A house of memories
- Mandy Crow

- May 22, 2015
- 3 min read
I can’t remember what day, exactly, that they tore my grandma’s house down.
It was cold, I think. Sometime after Christmas in those interminable gray days of January and February that make up so much of winter in the midwest.
I wasn’t there, though.
My brother called to tell me that the process had started, something we’d known was going to happen at some point, but pushed out of our minds. His voice was flat, almost toneless, the way he talks when he’s upset about something but doesn’t really want you to know.
My throat constricted, and suddenly, in the quiet of my work day, I felt dangerously close to tears.
The news itself wasn’t a surprise, exactly. After Grandma Ruby’s death two Junes ago, there had been many discussions of what would become of her house. And while I had heard all the logical reasons for tearing down her house—no one had lived in the house for a long time, it would take a lot of money to fix it, who would live there?—logic often does nothing to soothe emotions. Plus, talking about tearing something down and actually doing it are two very different things.

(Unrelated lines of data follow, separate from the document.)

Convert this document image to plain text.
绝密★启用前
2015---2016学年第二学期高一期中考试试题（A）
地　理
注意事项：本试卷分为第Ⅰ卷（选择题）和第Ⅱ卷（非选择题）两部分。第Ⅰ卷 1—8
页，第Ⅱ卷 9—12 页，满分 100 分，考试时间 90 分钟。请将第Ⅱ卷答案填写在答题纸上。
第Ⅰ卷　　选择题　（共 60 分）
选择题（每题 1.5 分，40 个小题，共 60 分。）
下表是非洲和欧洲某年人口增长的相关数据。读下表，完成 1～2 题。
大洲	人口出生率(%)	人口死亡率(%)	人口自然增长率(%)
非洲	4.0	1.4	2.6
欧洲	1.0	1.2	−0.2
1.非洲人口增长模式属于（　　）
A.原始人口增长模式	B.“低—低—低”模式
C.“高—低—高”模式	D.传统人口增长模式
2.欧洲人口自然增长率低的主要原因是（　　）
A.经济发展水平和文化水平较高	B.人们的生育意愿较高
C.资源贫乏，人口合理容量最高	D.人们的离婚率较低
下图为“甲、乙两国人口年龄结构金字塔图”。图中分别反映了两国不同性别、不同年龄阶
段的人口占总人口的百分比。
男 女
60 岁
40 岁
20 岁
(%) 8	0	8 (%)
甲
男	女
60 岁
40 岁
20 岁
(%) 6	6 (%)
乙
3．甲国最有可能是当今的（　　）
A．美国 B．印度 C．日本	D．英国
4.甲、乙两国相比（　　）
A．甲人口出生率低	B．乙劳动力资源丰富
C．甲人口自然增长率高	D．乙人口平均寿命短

And to me, tearing down my Grandma’s house felt a little like trying to erase her from our lives.
Long after my brother and I had ended that conversation, I pictured the men and the equipment that were tearing down the house that had been such a big part of my childhood. In my mind’s eye, I saw them start the process, picking apart the house room by room.
They began with the rooms with names, still called by the names of the aunts and uncles who had inhabited them long before I was born. Linda’s room was first, with its north and west facing windows and gauzy curtains, where a twin bed had sat tucked into a corner. I’d always thought it was a beautiful little room and to picture the gaping hole where it once had been felt like a gaping hole had been torn in my heart.
The boys’ room came next. The boys’, of course, refers my dad and his brothers. It was what my grandma called her sons even after their hair had turned gray, even after dementia had robbed her of their names. It was the name we called the room, my brother and I, even though as children it seemed impossible to imagine that those men who were our Grandma Ruby’s boys had ever been boys at all.
I imagine that Grandma’s room came next, the small little bedroom with the double bed and the pretty hurricane lamp with the yellow rose painted on it. The nightstand with the picture of my granddad who died before I was born. The place where my grandma had stood in front of the mirror and put on her jewelry, maybe even the turquoise ring I wear on my left hand.
Then came the living room, where we never sat or played, and the dining room, with the big south-facing window and the peach curtains, where the golden afternoon light filtered in, leaving warm patches on the carpet and the big pine dining room table, reflecting off the depression glass dishes sparkling on the hutch. I always remember that room in the waning light of summer afternoons, at that moment when the light turns golden and gilds everything. As a child, I thought it was the most beautiful room in the world.
Next came the kitchen, with the out-of-style pine cabinets and black hinges, where we’d spent many a night at Grandma’s making popcorn on the stovetop.
And finally, the room she called the “breezeway” or the “back porch,” a room built on to the back of the house at some point before I was born that served as the main gathering area. It was here that she sewed, read, watched TV, sat by the fire, maybe even painted her paintings. One hung over the huge mantle and the big brick hearth in front of the fireplace. Beautiful tongue-and-groove planks made the ceiling extravagant, an unexpected touch in a modest house. It was there in that room that we would spend time with Grandma, talking, laughing, eating popcorn and drinking copious amounts of sodas that weren’t allowed at home.
It’s been a few years since the house has been torn down, and I still haven’t gone down the road from my parents’ house to see the place where it used to stand. When I stay in my old bedroom, one of the windows faces her house, and I always stand in just the right place where my aunt and uncle’s house obscures the view and I can’t tell that her house is gone.
But it isn’t really gone, is it? It’s burned into my memory and my heart. And that house of memories will stand as long as I live.